August 31, 2012

How Things Go

".. And how are Things going...?"

The all famous question, newly adoptive parents hear all too often.


We then feel the slight urge (which we control), to blast: "Don't you see the circles under my eyes, I haven't slept in weeks", and things like, "I'm at my wits end in all this!", but we gracefully announce "Things are well here, how are you?"

As newly adoptive parents we feel obligated to inform you that things are ‘going great’. After all, we are humbled that our Lord had allowed us to adopt, children are a blessing from Him, and yet, we feel overwhelmed, discouraged, drained, frustrated....you name it, we are it.

If we do inform you (which barely happens, remember, we're grateful), about our real state of condition,  we could easily live without those  comments like, "Yeah, they come with a lot of baggage", "You wanted it that way", "Oh, you'll be able to manage", to well meant practical advice as " Well, just force her to wear that jacket, shoes, eat that food, etc", and "Be understanding and give it time". HAH!



Don't get me wrong, this entry is not meant to be a discouragement for prospective adoptive parents who think about adopting an older child, and interestingly most adoptive parents of older children go through something very similar, and things do settle after a year or so.

But as for now, we're on week 5 and far from 'the year mark that makes everything better'. I found out so, that talking to other adoptive parents that are in the same boat, to be like oil to the soul.

I mean, really, who understand better than the one who had been there and done it, or is currently faced with he same issues as you are.
Venting to another adoptive Mom, who was just told by her newly daughter, that her food was disgusting, the hair 3 hour AA-style she gave her stupid, or the clothing not good enough, even could make you giggle at the end of your conversation. Knowing you’re not alone and your situation is not all awkward and singular, gives this new period of adjustment a new perspective.

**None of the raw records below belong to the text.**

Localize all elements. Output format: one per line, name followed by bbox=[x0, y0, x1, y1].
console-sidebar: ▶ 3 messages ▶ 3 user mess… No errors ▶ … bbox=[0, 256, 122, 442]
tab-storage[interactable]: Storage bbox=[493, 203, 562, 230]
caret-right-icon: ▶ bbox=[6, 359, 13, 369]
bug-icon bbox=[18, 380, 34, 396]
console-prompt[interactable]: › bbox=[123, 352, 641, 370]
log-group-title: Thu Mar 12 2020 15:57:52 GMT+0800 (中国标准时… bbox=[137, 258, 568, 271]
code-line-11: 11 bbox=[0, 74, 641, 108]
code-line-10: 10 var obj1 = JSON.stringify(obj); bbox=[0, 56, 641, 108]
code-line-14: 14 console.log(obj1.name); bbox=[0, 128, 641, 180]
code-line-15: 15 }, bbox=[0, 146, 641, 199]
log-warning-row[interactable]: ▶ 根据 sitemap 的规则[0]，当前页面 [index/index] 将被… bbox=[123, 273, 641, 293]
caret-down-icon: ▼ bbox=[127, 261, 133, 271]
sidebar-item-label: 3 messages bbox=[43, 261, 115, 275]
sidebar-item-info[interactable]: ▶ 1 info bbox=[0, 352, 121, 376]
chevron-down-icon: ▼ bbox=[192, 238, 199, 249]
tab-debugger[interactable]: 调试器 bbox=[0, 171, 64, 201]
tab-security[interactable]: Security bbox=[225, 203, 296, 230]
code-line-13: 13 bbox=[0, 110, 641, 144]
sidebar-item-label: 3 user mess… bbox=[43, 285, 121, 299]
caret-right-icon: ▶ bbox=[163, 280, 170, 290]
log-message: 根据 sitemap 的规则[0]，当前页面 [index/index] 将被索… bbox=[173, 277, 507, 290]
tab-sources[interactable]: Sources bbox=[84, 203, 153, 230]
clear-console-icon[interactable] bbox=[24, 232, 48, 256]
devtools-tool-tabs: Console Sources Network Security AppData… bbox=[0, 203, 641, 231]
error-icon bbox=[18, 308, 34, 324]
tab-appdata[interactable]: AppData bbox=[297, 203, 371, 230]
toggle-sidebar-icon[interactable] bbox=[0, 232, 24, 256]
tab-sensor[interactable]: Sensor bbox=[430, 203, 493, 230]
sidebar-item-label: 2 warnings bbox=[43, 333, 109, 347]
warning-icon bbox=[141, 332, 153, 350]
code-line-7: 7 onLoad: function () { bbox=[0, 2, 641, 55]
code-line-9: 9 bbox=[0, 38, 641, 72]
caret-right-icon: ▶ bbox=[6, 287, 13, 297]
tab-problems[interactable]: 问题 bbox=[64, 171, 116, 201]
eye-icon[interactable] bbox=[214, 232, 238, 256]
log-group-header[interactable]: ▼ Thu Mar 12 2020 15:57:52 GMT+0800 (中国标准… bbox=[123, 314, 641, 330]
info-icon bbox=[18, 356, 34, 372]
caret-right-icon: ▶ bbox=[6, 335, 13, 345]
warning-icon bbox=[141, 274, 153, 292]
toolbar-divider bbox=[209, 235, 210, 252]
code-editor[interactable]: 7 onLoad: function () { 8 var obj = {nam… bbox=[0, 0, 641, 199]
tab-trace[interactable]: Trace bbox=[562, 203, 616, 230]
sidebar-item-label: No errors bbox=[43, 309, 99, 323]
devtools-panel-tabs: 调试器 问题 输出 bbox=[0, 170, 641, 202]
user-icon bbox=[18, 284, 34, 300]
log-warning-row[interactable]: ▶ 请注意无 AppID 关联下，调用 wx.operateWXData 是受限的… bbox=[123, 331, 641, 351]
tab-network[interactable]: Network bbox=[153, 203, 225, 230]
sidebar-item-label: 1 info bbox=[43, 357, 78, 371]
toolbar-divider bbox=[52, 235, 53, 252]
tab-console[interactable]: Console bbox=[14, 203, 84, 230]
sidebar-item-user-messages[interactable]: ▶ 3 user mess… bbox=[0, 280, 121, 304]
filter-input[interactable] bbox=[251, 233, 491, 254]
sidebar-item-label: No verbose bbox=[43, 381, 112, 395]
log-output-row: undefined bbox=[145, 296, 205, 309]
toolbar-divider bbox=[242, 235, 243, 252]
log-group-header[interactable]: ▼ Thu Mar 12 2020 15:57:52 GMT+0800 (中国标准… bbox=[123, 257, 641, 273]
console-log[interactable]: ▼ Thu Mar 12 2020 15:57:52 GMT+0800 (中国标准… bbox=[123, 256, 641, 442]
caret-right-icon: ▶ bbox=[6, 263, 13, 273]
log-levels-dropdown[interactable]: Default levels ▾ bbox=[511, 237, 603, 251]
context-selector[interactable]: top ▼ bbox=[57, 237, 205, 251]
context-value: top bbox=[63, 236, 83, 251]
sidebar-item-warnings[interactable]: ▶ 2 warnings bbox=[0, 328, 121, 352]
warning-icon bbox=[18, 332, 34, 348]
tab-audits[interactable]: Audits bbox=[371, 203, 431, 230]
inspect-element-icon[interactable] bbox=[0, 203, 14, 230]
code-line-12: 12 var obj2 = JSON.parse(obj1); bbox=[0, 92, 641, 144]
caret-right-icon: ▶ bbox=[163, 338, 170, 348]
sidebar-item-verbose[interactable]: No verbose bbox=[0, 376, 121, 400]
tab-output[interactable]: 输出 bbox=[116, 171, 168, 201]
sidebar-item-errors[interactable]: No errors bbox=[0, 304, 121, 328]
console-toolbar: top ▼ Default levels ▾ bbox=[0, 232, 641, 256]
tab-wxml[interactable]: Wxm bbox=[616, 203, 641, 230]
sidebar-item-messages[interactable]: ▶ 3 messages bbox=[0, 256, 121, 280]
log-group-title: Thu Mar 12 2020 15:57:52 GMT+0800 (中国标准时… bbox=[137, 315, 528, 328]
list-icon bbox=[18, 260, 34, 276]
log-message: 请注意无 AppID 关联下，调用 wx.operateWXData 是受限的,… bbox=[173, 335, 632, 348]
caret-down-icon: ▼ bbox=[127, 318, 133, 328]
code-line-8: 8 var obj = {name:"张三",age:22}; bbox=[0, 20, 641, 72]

When we adopted M+G a year and a half ago, I didn't dare to talk or vent to other Adoptive parents of older children.  I felt my situation was bizarre enough and by nature, I’m not a complainer.
Shame on me, too that the bonding with our new children didn't happen! I stood there with our now ’shattered and destroyed' family structure, thinking it was ALL ME and my fault, and wondered what I was doing wrong.
After about 2-3 month of M+G being with us, and my home and state of mind slowly had taken the appearance of an insane asylum, I found the courage to get help.

And yes, you adoptive Mom! I know you and if I ask you how you are doing with your newly adopted (older) child or children, and you answer with "Oh, were doing so well", you're either drowning yourself in blue pills or you are Jesus Himself and can, without any carnally human emotions, mercifully and gratefully love the ungrateful, unloving newly adopted child that just slammed the door in your face, because she got upset at you for not buying her a new 5th pair of shoes. Or how do you take it on day 23 of your newly adopted child being home, and after cooking another delicious and nutritious meal for your family (you already try to adjust your cooking to the new situation and cook very basic dinners), the new child turns up her nose and blast out "Disgusting, you know I don't like your cooking. You cook your food and eat yours, I cook mine later!" Yes, you keep your calm and nice, don't you?! Still doing fine newly adoptive mom?

We can be understanding and empathetic, but there comes a point when the best of us had enough of dealing with ungratefulness and no appreciation for all the work you put into your family. Older child adoption comes with a challenge, there's no way around it.
You may wonder "Why do they act like this?" You may even know they came from an economical very weak background and had minimal to nothing. The referral pic may show your adopted child in an over-sized dirty old dress, malnourished, bad skin, worn out high heels (oh yes she did at age 11ish), and yet, they seem to never be satisfied with what you have to offer to them. The 5 new pair of shoes, the cabinets stacked with new clothing, the ability to eat 4-5 meals a day, a roof over your head, a superb education....you name it, they get it and yet, you hear them complain, whine and ask for more.

Aren't we are the same way towards our Heavenly Father? He has given us so much, but we still complain, whine and ask for more. Yet, He loves us with mercy and grace.

Week 5 of "another older child adoption", I try to get gracefully and mercifully through another day.
None other time then throughout older child adoption, were my eyes opened that wide on how Jesus must sees us. The complaining, whining, unsatisfied, “have it all” me.